Zandbijwaaiertje
Een orde van insecten die bijna niemand ooit ziet. Ook wetenschappelijk gezien weten we er nog niet zo veel van. Het zijn vrij kleine insectjes die helemaal zijn aangepast aan een parasitaire levenswijze. Het larfje gaat op zoek naar een geschikte gastheer. Met speeksel maakt hij het chitine pantser van de gastheer wat zachter. Dan kruipt hij het lichaam van de gastheer in om daar verder te leven. Het larfje vervelt daarna vrijwel onmiddellijk en verliest z'n pootjes. Het is nu een made-achtig diertje. Hij leeft door het bloed van de gastheer te filteren en daar voedseldeeltjes uit te halen. Ook zuurstof haalt hij uit het bloed van de gastheer. Dat alles gaat via de huid, met de mond doet het beestje niets. De vrouwtjes blijven er hun hele leven, dus ook als ze volwassen zijn, uitzien als een made. Ze krijgen geen antennes, vleugels, poten of ogen. Als ze voor de laatste keer vervellen, kruipen ze tussen twee segmentdelen in en steken hun kop naar buiten. Het wachten is dan op een mannetje om ze te bevruchten. Die mannetjes zien er na de laatste vervelling heel anders uit: ze hebben een echt insectenlichaam, antennes, aardbei-achtige ogen en één paar vleugels. Het andere paar is verworden tot een soort kleine haltertjes, net als bij vliegen. Alleen is bij vliegen het tweede vleugelpaar omgevormd tot haltertjes en bij waaiervleugeligen het eerste paar. De mannetjes leven maar een paar uur en gaan na het paren meteen dood. De vrouwtjes zetten ontzettend veel larfjes op de wereld (ze zijn levenbarend). Dit wijst er op dat er maar een paar larfjes zijn die een geschikte gastheer weten te vinden.

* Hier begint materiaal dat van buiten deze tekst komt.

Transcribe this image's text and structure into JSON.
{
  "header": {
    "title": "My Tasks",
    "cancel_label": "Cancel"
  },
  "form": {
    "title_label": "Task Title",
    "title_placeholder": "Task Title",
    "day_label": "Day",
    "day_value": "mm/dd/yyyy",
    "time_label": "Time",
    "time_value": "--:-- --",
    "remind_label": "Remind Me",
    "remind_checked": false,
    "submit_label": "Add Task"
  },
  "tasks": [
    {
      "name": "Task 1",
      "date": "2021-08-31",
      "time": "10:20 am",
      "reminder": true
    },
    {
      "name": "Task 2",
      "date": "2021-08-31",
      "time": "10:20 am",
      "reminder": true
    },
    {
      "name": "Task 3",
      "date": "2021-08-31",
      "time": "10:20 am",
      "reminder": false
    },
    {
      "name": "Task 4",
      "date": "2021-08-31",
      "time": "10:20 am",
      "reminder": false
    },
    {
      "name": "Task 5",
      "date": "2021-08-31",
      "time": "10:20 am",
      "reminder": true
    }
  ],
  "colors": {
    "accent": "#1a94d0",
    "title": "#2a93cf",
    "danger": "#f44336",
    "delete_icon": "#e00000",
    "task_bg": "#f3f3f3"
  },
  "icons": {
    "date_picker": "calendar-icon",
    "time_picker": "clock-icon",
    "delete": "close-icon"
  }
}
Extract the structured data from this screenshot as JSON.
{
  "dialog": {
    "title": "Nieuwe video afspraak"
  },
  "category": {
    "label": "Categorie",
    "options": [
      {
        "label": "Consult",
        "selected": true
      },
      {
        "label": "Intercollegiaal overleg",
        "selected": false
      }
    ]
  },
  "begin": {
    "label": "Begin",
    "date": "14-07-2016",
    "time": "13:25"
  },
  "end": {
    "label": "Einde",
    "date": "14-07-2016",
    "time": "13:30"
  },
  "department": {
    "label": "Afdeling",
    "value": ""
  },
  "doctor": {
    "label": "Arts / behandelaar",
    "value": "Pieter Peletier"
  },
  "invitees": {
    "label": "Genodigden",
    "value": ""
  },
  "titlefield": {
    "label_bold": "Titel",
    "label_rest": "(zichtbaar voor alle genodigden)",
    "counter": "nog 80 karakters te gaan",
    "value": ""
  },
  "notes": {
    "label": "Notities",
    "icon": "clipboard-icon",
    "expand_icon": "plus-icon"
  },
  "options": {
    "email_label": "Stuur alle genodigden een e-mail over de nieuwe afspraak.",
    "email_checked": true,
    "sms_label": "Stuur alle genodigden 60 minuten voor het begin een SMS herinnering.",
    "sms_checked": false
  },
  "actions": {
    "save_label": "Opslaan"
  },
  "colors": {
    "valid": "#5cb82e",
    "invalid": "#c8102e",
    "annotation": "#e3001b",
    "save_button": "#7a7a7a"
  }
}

Op dit moment kennen we wereldwijd ongeveer 600 soorten, waarvan er maar zo'n 4 in de Benelux voorkomen. Maar omdat ze zeer moeilijk zijn te vinden, zijn er vermoedelijk nog véél meer soorten, wellicht ook bij ons. In de Benelux vinden we hoofdzakelijk soorten die wespachtigen parasiteren, vooral bijen. Slechts één soort parasiteert op wantsen. De meeste soorten zijn nauwelijks te vinden, alleen de soort hieronder, het zandbijwaaiertje (Stylops melittae), valt soms op als het volwassen vrouwtje haar kop tussen twee segmenten naar buiten steekt op een bij. Van een bij met een dergelijke parasiet zeggen we dat hij is gestylopiseerd. Zo'n bij kan soms merkwaardig gedrag vertonen en er wordt gezegd dat hij of zij onvruchtbaar wordt. De middelste foto bewijst in ieder geval dat er nog wel wordt gepaard! Op de middelste foto is het vrouwtje (het voorste dier) gestylopiseerd. Je ziet de kop van de parasiet uit het achterlijf komen, vlak bij het voorpootje van het mannetje. Het betreft hier de zwartbronzen zandbij (Andrena nigroaenea). Zandbijen worden relatief vaak gestylopiseerd.